You’ve heard of RILAs, Now Meet FILAs

F&G, a leading issuer of fixed indexed annuities (FIAs), has launched an FIA that gives contract owners the option to reach for higher gains without losing principal protection. They call it a FILA, or fixed index-linked annuity.

High-end sneakers and fashionable sportswear—that’s what FILA means to pro soccer players and armies of amateur athletes. In the financial world, FILA now has a new meaning: a Fixed Index-Linked Annuity.

You can thank F&G, the life insurance subsidiary of FNF for coining a new acronym for a new product niche. A FILA is a bit like a registered index-linked annuity (RILA). But RILAs are registered securities, and FILAs are insurance products that insurance agents can sell.

The new contract, called Dynamic Accumulator, has just been issued by F&G (whose corporate DNA traces back to US Fidelity & Guaranty Life as well as Old Mutual. F&G’s CEO is Chris Blunt, a former group president at New York Life.)

The contract, which should help differentiate F&G in the crowded FIA marketplace, is built on a fixed indexed annuity chassis. But on any given contract anniversary, contract owners who have already booked gains can then switch to a RILA-type crediting strategy that offers more upside potential than the FIA crediting.

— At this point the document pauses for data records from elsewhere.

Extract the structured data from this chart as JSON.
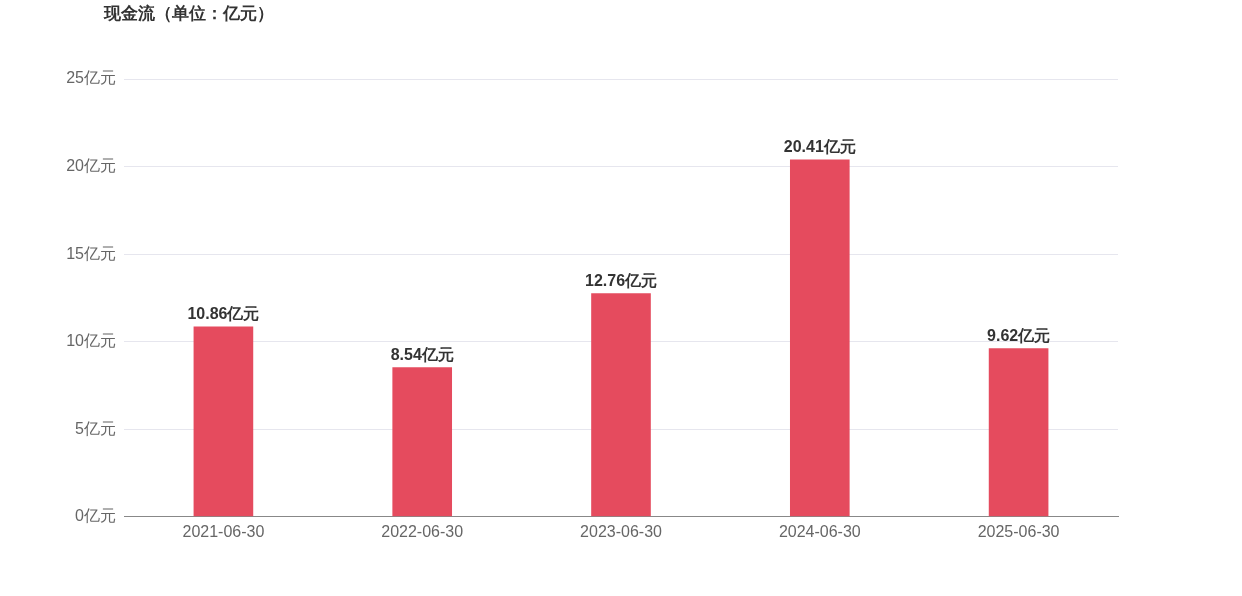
{
  "chart_data": {
    "type": "bar",
    "title": "现金流（单位：亿元）",
    "categories": [
      "2021-06-30",
      "2022-06-30",
      "2023-06-30",
      "2024-06-30",
      "2025-06-30"
    ],
    "values": [
      10.86,
      8.54,
      12.76,
      20.41,
      9.62
    ],
    "value_labels": [
      "10.86亿元",
      "8.54亿元",
      "12.76亿元",
      "20.41亿元",
      "9.62亿元"
    ],
    "color": "#e54b5e",
    "ylim": [
      0,
      25
    ],
    "yticks": [
      {
        "value": 0,
        "label": "0亿元"
      },
      {
        "value": 5,
        "label": "5亿元"
      },
      {
        "value": 10,
        "label": "10亿元"
      },
      {
        "value": 15,
        "label": "15亿元"
      },
      {
        "value": 20,
        "label": "20亿元"
      },
      {
        "value": 25,
        "label": "25亿元"
      }
    ],
    "grid": "y",
    "legend": false
  }
}
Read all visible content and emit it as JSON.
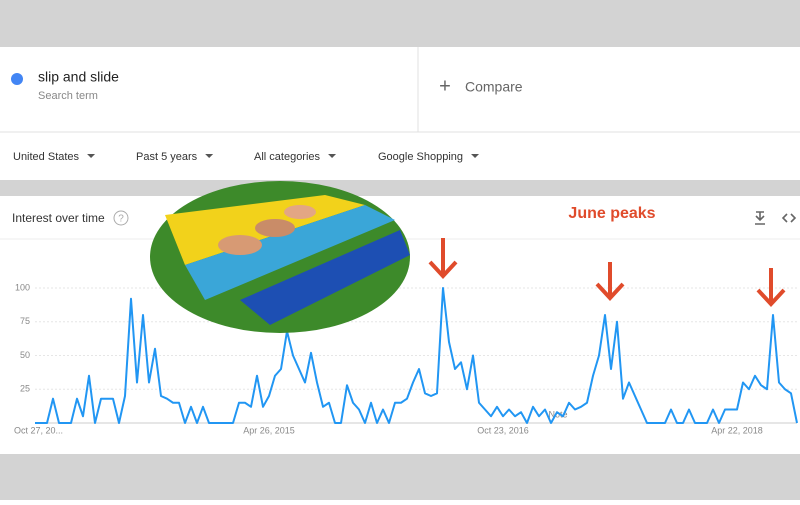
{
  "search": {
    "term": "slip and slide",
    "term_label": "Search term",
    "compare_icon": "+",
    "compare": "Compare"
  },
  "filters": [
    "United States",
    "Past 5 years",
    "All categories",
    "Google Shopping"
  ],
  "card": {
    "title": "Interest over time"
  },
  "chart_data": {
    "type": "line",
    "annotation": "June peaks",
    "note": "Note",
    "categories": [
      "Oct 27, 20...",
      null,
      null,
      null,
      null,
      null,
      null,
      null,
      null,
      null,
      null,
      null,
      null,
      null,
      null,
      null,
      null,
      null,
      null,
      null,
      null,
      null,
      null,
      null,
      null,
      null,
      null,
      null,
      null,
      null,
      null,
      null,
      null,
      null,
      null,
      null,
      null,
      null,
      null,
      "Apr 26, 2015",
      null,
      null,
      null,
      null,
      null,
      null,
      null,
      null,
      null,
      null,
      null,
      null,
      null,
      null,
      null,
      null,
      null,
      null,
      null,
      null,
      null,
      null,
      null,
      null,
      null,
      null,
      null,
      null,
      null,
      null,
      null,
      null,
      null,
      null,
      null,
      null,
      null,
      null,
      "Oct 23, 2016",
      null,
      null,
      null,
      null,
      null,
      null,
      null,
      null,
      null,
      null,
      null,
      null,
      null,
      null,
      null,
      null,
      null,
      null,
      null,
      null,
      null,
      null,
      null,
      null,
      null,
      null,
      null,
      null,
      null,
      null,
      null,
      null,
      null,
      null,
      null,
      null,
      null,
      null,
      "Apr 22, 2018",
      null,
      null,
      null,
      null,
      null,
      null,
      null,
      null,
      null,
      null
    ],
    "series": [
      {
        "name": "slip and slide",
        "color": "#2196f3",
        "values": [
          0,
          0,
          0,
          18,
          0,
          0,
          0,
          18,
          5,
          35,
          0,
          18,
          18,
          18,
          0,
          20,
          92,
          30,
          80,
          30,
          55,
          20,
          18,
          15,
          15,
          0,
          12,
          0,
          12,
          0,
          0,
          0,
          0,
          0,
          15,
          15,
          12,
          35,
          12,
          20,
          35,
          40,
          68,
          50,
          40,
          30,
          52,
          30,
          12,
          15,
          0,
          0,
          28,
          15,
          10,
          0,
          15,
          0,
          10,
          0,
          15,
          15,
          18,
          30,
          40,
          22,
          20,
          22,
          100,
          60,
          40,
          45,
          25,
          50,
          15,
          10,
          5,
          12,
          5,
          10,
          5,
          8,
          0,
          12,
          5,
          10,
          0,
          8,
          5,
          15,
          10,
          12,
          15,
          35,
          50,
          80,
          40,
          75,
          18,
          30,
          20,
          10,
          0,
          0,
          0,
          0,
          10,
          0,
          0,
          10,
          0,
          0,
          0,
          10,
          0,
          10,
          10,
          10,
          30,
          25,
          35,
          28,
          25,
          80,
          30,
          25,
          22,
          0
        ]
      }
    ],
    "ylim": [
      0,
      100
    ],
    "yticks": [
      25,
      50,
      75,
      100
    ],
    "grid": true
  }
}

How can the contract owner put his whole account–principal and gains–at risk without risking any loss of principal? Because his losses are stopped at a floor that ensures that his losses in a given year will never exceed his previous gains. The floor of the account protects the principal. If a person loses all of his gains in a given year while using the crediting method with the floor, he has to go back to the FIA. He can’t go back to the negative floor method until he has gains again. This product, I’m told, is unprecedented, at least among annuities, if not structured products. 

Since principal is never at risk, F&G can file the product as an FIA and insurance agents can sell it, said Ron Barrett, senior vice president at F&G, in an interview. So far Dynamic Accumulator offers only the S&P 500 Price Index (i.e., the S&P 500 Index without dividends) as its only indexing option.

Ron Barrett

“We are constantly soliciting feedback from distributors, and we asked them, What are investors’ unmet needs? That helped us formulate the FILA concept, which provides a unique blend of upside opportunity in the equity market and principal protection,” Barrett told RIJ.

“Having that principal protection makes the contract a safe place to be without the owner having to give up control or flexibility. The client and the adviser have the ability to adjust their risk exposure without completely jumping out of the product. What we heard was, ‘I want to be able to dial my risk up or down, depending on need at that time. That’s the unmet need.’”

Fidelity & Guaranty Life was listed as the fifth biggest seller of fixed indexed annuities in the US for 2020, with sales of $3.46 billion and a 6% market share. Athene led the field, followed by Allianz Life, AIG, and Sammons. Its FG AccumulatorPlus 10 contract ranked seventh in overall sales in 2020.

F&G is one of several index-linked annuity issuers with varying current or past connections with a major asset manager. Athene is tied to Apollo and Global Atlantic to KKR. Todd Boehly, former president of Guggenheim Partners, is CEO of Eldridge Industries, the holding company that owns Security Benefit. F&G has close ties to Blackstone; Blunt was CEO of Blackstone Insurance Solutions before he became CEO of F&G. (See RIJ story).

F&G has put out a product sheet describing exactly how the Dynamic Accumulator works. The less protection, the higher the cap or participation rate on the S&P 500. In F&G’s hypothetical example, there’s a 4% cap on the 0% floor, a 5.25% cap on the minus-2.5% floor, a 7.5% cap on the minus-5% floor and a 10% cap on the minus-10% floor. (Notice that this product can offer only floors, not downside “buffers,” because the contract owner can only afford to lose an amount equal or less than the gains he puts at risk. There’s a vesting schedule for gains, starting at 90% in the first contract year and reaching 100% in the seventh year.

Once you’ve tried a structured account (with a floor below 0%), lose your gains, and retreat to the FIA crediting method,  you must wait until you have gains to return to a higher-yielding structured account. As long as you have gains, you can change the amount of gains you want to risk–zero, if you choose–at beginning of each new contract year.   

“The client is allowed to allocate between the two structured account options annually (cap or participation strategy). Within the structured account strategies, the client can dial up or dial down their tracks based on the index gains available. Once the client chooses the fixed option, they lock in previous vested gains until the end of the contract to term,” Barrett told RIJ.

Note that this contract has one-year point to point crediting periods. The investor locks in index gains, if any, at contract anniversaries. The contract term is 10 years, which means the investor can take out only 10% of the account value (including vested gains) each year penalty-free.

The asset management partners of FIA issuers prize these long-dated liabilities, which give them enough time to invest the underlying funds in relatively illiquid, relatively high-yielding senior tranches of collateralized loan obligations (CLOs) and other alternative assets.